Pas de nouvelles normes nationales dans l'agriculture, la mer et la pêche

Promesse inévaluable d"Emmanuel Macron

Promesse inévaluable


Dans un rapport daté 29 juin 2016, le sénateur Daniel Dubois dénonçait "l'avalanche de contraintes qui finissent par pénaliser" les agriculteurs. Le candidat Macron s'était donc emparé du sujet lors de sa campagne de 2017, en promettant de ne pas ajouter de contraintes nationales aux normes européenne en agriculture. 

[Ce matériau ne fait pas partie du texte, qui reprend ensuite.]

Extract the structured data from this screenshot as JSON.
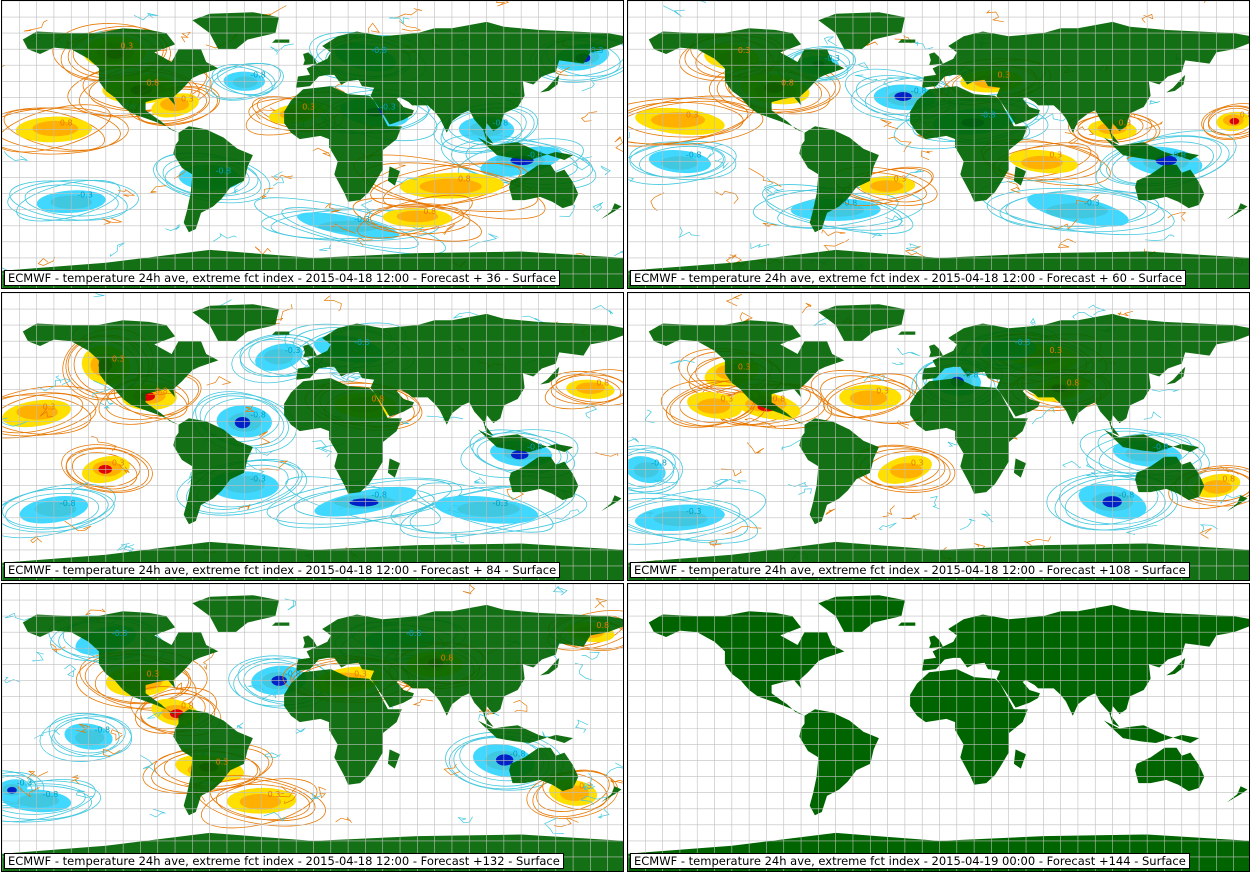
{
  "colors": {
    "land": "#006400",
    "grid": "#bfbfbf",
    "warm_contour": "#e87800",
    "warm_fill": "#ffb000",
    "warm_light": "#ffe000",
    "hot_fill": "#e00000",
    "cold_contour": "#40c8e0",
    "cold_fill": "#40d8ff",
    "cold_deep": "#0020c8",
    "ocean": "#ffffff"
  },
  "panels": [
    {
      "caption": "ECMWF - temperature 24h ave, extreme fct index - 2015-04-18 12:00 - Forecast + 36 - Surface",
      "has_field": true
    },
    {
      "caption": "ECMWF - temperature 24h ave, extreme fct index - 2015-04-18 12:00 - Forecast + 60 - Surface",
      "has_field": true
    },
    {
      "caption": "ECMWF - temperature 24h ave, extreme fct index - 2015-04-18 12:00 - Forecast + 84 - Surface",
      "has_field": true
    },
    {
      "caption": "ECMWF - temperature 24h ave, extreme fct index - 2015-04-18 12:00 - Forecast +108 - Surface",
      "has_field": true
    },
    {
      "caption": "ECMWF - temperature 24h ave, extreme fct index - 2015-04-18 12:00 - Forecast +132 - Surface",
      "has_field": true
    },
    {
      "caption": "ECMWF - temperature 24h ave, extreme fct index - 2015-04-19 00:00 - Forecast +144 - Surface",
      "has_field": false
    }
  ],
  "contour_labels": [
    "0.3",
    "0.8",
    "-0.3",
    "-0.8"
  ]
}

Cette promesse entre en contradiction avec plusieurs mesures prises pendant le quinquennat. Par exemple, la loi EGalim du 30 octobre 2018 interdit par principe de précaution l'utilisation du dioxyde de titane dans l'agroalimentaire, avant une réglementation européenne en la matière, cet additif étant réputé cancérigène. Un autre article de cette même loi impose à l'industrie agroalimentaire et à la restauration collective de communiquer leurs procédures de contrôle interne en matière de lutte contre le gaspillage alimentaire. 

Toutefois, ces mesures rejoignent des objectifs de campagne tels que la lutte contre le gaspillage alimentaire ou l'encadrement de l'utilisation de produits dangereux, tels que les perturbateurs endocriniens. De plus, les normes établies au niveau européen diffèrent parfois lors de leur transposition au niveau français, pour s'adapter aux particularités du contexte agricole national. Cette promesse entrant en contradiction avec d'autres engagements de campagne et avec la pratique du droit français, elle semble inévaluable.